4. Flow-Sensitive vs. Flow-Insensitive:

   • Flow-sensitive analysis computes memory locations for each program point.
   • Flow-insensitive analysis computes memory locations at any time during execution.
   • Flow-sensitive analysis can be expensive but has been scaled successfully for large codebases.

5. Context-Sensitive vs. Context-Insensitive:

   • Context-sensitive analysis considers call contexts (e.g., different call sites).
   • Context-insensitive analysis treats all call contexts uniformly.
   • Context-sensitive analysis provides more precise results but can be computationally intensive.

6. Heap Modeling:

   • Consider how pointers interact with dynamically allocated memory (heap).
   • Different heap models impact the precision of pointer analysis.

Key Practices for Memory Manipulation in Game Hacking

When it comes to memory manipulation in game hacking, there are several essential practices to keep in mind. These techniques allow you to interact with a game’s memory, uncover hidden values, and potentially modify them. Here are some key points:

1. Cheat Engine: This powerful, all-in-one game hacking tool provides an extensive feature set. It allows you to scan and modify memory, making it a go-to choice for many game hackers. You can find varying versions for Mac, Linux, and Android.

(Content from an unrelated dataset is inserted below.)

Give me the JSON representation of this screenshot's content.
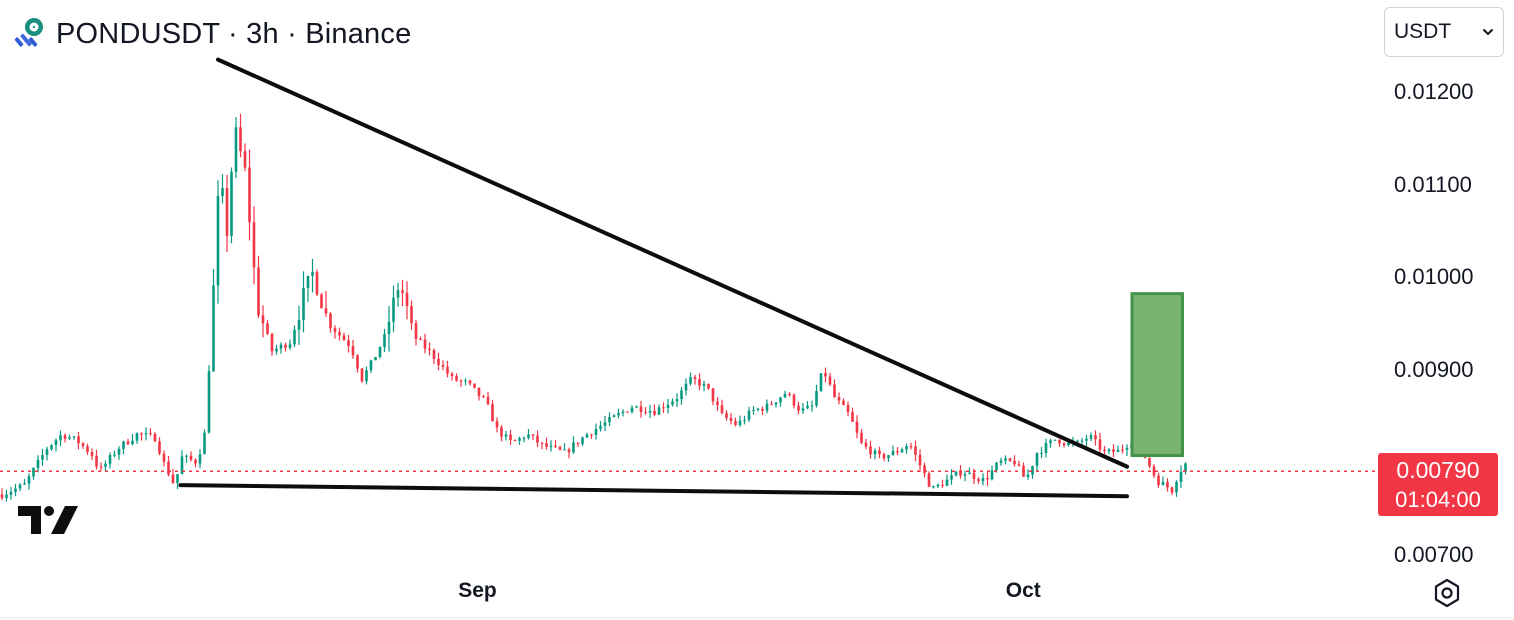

2. Squalr: Developed in C#, Squalr is another performant game hacking tool that rivals and complements Cheat Engine. It’s worth exploring alongside Cheat Engine.

3. CrySearch: Similar to Cheat Engine, CrySearch is a memory scanner but offers different features and a cleaner user interface. It’s a valuable tool for identifying memory locations.

4. PINCE: This front-end/reverse engineering tool focuses on games and is essentially a work-in-progress Cheat Engine for Linux and MacOS.

5. Binary Ninja: A commercial reverse engineering platform, hex editor, and interactive graph-based disassembler. It’s useful for analyzing game binaries.

6. Ghidra: An open-source software reverse engineering framework maintained by the NSA. It includes disassembly, assembly, decompilation, graphing, and scripting capabilities. Ghidra is a powerful tool for analyzing compiled code.

7. x64dbg: An x86 (32-bit)/x64 (64-bit) debugger for Windows, serving as a spiritual successor to OllyDbg. It’s essential for examining game executables.

Remember that game hacking often involves understanding program structure, execution flow, and memory layouts. Techniques like NOPing, hooking, and dissecting common game memory structures are crucial for successful memory manipulation.

In conclusion, the journey of finding base static addresses from multi-level pointers using tools like Cheat Engine and OllyDbg is not just a technical endeavor but a testament to the art of game hacking. By leveraging the power of these tools, one can navigate through complex memory structures, unravel hidden values, and reshape the gaming experience to suit their preferences. Remember, the key lies in understanding memory models, mastering pointer analysis techniques, and treading carefully within ethical boundaries.

So, embrace the challenge, hone your skills, and embark on a thrilling adventure in the world of game hacking, armed with the knowledge to decipher the secrets that lie beneath the surface.